Compressed air as fuel?
On Jul 12, 9:23 am, Dancing Fingers wrote:
On Jun 26, 10:23 pm, Orval Fairbairn
wrote:
In article .com,
Dancing Fingers wrote:
Hi Guys,
I remember years ago Kitplanes did a series on the potential for
batterry-powered aircraft. Recently, I watCHED Future Cars on the
Discovery channel and this guy had developed a car that ran on
compressed air. This seems like a more viable fuel for aircraft then
batteries. Has anybody looked into it?
just curious.
Chris
You ned either:
1. a very long hose attached to a compressor or
2. a filament-wound balonium/unobtanium air tank filled with air
compressed to 100,000,000 psi.
Otherwise, you just can't carry enough compressed air around to make a
practical vehicle.
The "Future Car" ranks right there along with Moller's "Skycar," in that
it is all vaporware.
I certainly don't think that compressed air would power a airliner but
it might be viable for small commutter flights. It seems like the
heat issue would only be an issue on the ground, during refueling,
although cabin heat would be a challenge. I was really wondering if
anyone had ever calculated the energy per cubic foot compressed air
can hold, relative to gasoline, diesel and hydrogen. There's a new
engine being developed, the Quasiturbine, that would be perfect for
this application.
For what it's worth.
Chris- Hide quoted text -
- Show quoted text -
You can put the "quasiturbine" right in the same category as the 'air
car" and "Moller's flying car" all of them are vapor ware. To
address the 'quasitubine' specifically, It has been "under
developement for at least 10 years and I think longer with no
progress.
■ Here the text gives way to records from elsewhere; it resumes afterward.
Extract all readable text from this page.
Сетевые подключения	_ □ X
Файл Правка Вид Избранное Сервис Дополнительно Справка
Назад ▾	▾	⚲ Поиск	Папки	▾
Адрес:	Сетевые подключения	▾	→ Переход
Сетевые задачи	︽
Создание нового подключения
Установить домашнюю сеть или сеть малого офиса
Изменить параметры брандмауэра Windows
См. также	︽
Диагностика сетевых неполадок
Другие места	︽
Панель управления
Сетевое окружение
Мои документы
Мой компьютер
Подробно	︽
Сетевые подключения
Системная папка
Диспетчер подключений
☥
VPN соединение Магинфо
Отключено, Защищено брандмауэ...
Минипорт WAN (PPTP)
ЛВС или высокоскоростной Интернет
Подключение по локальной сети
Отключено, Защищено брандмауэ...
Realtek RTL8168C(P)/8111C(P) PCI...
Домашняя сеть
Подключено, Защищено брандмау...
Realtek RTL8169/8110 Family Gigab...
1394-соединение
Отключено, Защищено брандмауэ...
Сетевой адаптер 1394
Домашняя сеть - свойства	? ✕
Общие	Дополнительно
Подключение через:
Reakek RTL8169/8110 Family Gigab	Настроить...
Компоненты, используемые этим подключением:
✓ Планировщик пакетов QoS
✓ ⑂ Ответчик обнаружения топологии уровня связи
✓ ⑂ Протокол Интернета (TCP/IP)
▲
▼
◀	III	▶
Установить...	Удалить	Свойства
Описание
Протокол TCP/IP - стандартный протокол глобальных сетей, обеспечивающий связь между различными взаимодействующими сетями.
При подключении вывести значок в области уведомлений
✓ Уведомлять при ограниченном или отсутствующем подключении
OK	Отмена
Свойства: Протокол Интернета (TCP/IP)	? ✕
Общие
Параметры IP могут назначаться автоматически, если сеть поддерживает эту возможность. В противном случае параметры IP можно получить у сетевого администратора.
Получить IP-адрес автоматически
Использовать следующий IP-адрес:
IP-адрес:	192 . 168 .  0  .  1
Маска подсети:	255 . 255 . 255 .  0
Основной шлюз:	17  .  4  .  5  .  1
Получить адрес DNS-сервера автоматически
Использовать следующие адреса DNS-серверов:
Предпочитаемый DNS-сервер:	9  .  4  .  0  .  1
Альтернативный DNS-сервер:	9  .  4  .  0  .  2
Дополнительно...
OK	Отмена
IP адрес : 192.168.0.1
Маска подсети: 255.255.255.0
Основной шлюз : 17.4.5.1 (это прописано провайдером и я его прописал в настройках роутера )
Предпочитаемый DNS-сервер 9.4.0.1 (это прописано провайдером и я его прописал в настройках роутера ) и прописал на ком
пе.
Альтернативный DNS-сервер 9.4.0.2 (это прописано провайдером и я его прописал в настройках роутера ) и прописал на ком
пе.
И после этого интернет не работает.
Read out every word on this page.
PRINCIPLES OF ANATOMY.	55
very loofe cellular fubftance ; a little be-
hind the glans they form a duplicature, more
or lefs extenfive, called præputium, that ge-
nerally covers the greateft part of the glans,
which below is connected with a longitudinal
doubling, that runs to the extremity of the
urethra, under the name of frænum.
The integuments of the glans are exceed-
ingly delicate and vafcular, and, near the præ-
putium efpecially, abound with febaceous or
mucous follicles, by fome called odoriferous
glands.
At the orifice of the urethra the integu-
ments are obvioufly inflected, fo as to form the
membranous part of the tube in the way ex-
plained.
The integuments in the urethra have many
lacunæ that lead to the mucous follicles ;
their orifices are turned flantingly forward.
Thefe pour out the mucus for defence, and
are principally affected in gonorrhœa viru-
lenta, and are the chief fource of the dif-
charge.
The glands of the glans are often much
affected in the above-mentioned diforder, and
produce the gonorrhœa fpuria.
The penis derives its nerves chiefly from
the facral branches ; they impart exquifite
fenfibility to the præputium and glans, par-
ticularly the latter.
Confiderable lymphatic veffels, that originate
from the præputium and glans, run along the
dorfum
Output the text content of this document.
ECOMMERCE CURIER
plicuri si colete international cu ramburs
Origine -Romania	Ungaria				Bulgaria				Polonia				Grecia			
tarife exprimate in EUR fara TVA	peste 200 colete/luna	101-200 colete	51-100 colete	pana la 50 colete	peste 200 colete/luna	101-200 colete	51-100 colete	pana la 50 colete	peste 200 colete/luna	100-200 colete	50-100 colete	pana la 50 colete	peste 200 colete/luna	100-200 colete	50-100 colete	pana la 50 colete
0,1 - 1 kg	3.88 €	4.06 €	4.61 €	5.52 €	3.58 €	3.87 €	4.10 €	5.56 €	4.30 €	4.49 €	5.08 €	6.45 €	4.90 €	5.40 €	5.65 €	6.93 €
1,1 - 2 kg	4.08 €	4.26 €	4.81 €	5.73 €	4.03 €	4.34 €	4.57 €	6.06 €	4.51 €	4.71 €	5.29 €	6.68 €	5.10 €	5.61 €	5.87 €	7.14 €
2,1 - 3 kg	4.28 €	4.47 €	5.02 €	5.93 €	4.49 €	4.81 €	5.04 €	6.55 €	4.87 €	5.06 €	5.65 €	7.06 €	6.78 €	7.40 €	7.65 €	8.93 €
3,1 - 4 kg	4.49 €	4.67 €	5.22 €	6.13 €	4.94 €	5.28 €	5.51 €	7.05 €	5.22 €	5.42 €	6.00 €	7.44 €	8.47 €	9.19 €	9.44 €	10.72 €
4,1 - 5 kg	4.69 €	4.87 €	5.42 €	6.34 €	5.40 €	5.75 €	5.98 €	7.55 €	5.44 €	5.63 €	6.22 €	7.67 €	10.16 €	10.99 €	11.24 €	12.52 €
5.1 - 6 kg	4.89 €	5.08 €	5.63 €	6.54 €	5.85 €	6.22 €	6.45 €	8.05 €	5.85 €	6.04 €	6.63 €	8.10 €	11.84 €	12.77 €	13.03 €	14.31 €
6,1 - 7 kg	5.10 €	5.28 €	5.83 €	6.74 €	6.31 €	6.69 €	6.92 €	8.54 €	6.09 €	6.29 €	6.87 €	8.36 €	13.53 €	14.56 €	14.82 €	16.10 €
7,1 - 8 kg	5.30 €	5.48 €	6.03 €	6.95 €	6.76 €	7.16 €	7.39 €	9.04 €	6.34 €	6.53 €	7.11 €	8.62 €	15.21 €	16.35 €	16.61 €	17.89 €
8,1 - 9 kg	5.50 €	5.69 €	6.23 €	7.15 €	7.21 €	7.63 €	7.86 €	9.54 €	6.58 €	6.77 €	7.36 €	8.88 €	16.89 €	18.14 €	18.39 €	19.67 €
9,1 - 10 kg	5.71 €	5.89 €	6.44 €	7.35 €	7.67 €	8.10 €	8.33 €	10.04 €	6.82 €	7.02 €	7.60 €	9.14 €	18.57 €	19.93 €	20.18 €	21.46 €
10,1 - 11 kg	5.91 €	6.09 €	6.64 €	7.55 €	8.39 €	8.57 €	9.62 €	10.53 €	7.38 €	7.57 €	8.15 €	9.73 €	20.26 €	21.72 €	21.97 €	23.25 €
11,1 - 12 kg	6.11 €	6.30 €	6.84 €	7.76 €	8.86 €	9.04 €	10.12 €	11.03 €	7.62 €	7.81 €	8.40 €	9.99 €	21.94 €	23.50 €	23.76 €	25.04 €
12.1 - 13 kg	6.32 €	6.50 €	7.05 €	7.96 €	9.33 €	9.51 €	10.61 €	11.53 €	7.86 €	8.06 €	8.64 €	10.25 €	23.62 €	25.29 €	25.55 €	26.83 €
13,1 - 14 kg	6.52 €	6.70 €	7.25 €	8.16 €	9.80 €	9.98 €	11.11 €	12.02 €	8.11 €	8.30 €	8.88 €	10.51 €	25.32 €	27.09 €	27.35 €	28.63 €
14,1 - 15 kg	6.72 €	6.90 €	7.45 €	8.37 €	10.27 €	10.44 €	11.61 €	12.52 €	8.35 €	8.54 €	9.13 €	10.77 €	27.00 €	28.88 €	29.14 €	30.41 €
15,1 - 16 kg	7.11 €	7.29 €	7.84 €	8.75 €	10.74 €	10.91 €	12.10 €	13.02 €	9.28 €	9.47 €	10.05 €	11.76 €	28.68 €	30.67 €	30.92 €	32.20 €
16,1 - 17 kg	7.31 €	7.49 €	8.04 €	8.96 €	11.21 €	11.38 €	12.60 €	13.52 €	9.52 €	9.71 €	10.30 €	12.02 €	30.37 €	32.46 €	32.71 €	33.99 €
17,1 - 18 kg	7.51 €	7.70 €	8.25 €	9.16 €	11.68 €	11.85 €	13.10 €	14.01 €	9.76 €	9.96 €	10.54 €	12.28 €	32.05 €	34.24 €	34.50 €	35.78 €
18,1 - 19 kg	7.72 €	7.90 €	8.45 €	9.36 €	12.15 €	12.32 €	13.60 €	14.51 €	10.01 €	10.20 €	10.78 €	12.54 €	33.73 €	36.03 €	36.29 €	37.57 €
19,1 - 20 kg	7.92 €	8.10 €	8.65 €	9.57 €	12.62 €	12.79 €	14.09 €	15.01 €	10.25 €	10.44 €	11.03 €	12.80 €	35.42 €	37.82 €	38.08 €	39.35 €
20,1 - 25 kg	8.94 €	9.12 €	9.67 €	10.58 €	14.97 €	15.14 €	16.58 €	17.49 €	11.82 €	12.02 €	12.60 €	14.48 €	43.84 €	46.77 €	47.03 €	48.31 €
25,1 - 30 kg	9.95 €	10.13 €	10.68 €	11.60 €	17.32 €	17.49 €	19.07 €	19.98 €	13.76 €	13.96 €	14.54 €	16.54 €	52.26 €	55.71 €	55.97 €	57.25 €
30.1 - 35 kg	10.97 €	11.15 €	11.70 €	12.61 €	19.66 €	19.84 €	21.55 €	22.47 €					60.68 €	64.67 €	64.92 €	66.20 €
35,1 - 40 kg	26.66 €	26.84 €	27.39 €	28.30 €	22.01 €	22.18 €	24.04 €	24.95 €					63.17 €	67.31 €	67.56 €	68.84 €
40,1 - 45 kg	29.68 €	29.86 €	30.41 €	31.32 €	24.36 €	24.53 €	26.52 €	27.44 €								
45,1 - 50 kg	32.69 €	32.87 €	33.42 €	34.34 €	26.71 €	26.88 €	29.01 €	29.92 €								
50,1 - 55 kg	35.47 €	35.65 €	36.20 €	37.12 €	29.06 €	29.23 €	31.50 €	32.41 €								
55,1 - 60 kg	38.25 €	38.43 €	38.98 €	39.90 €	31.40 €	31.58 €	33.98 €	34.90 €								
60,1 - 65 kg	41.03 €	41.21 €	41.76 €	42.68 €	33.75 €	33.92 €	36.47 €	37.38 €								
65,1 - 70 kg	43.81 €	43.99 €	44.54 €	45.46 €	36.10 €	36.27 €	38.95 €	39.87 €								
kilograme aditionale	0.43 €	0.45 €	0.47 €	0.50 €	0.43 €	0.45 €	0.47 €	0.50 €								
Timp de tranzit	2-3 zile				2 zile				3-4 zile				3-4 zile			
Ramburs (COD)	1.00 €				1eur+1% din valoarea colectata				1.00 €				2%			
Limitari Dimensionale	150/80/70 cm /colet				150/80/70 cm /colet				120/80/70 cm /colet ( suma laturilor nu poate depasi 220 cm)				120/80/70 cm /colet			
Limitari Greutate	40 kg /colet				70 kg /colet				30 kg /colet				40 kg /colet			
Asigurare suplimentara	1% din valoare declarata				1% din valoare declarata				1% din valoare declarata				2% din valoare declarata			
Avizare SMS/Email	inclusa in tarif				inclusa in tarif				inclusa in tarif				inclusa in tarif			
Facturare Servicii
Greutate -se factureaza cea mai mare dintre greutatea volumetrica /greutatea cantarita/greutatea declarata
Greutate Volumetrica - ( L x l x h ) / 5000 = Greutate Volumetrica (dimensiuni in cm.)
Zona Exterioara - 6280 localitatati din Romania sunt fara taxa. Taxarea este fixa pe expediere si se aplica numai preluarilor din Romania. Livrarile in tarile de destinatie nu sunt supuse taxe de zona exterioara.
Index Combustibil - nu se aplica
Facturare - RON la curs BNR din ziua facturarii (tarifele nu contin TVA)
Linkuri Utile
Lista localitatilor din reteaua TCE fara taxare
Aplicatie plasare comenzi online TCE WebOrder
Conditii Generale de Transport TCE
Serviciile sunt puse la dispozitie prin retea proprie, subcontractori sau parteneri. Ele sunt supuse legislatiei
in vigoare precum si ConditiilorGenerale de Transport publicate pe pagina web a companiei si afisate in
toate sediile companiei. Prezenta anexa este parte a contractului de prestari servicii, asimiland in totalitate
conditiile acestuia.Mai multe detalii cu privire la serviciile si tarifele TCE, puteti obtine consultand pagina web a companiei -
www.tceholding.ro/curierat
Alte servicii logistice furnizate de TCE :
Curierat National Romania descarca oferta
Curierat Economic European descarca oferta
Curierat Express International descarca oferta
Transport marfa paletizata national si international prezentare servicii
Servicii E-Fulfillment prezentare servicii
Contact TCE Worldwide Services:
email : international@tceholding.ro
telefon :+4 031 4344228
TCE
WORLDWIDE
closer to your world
It is an extremely complicated design for a rotary engine
with little or no improvement over the original Mazda (IIRC) rotary
engine.
The heat problem is not in getting rid of it. The problem is that
that heat was produced while compressing the air and is then thrown
away. Right there should be a clue as one of the major reasons why
and "air engine" is not an economicaly viable design. That heat costs
money and represents energy that cannot be recovered.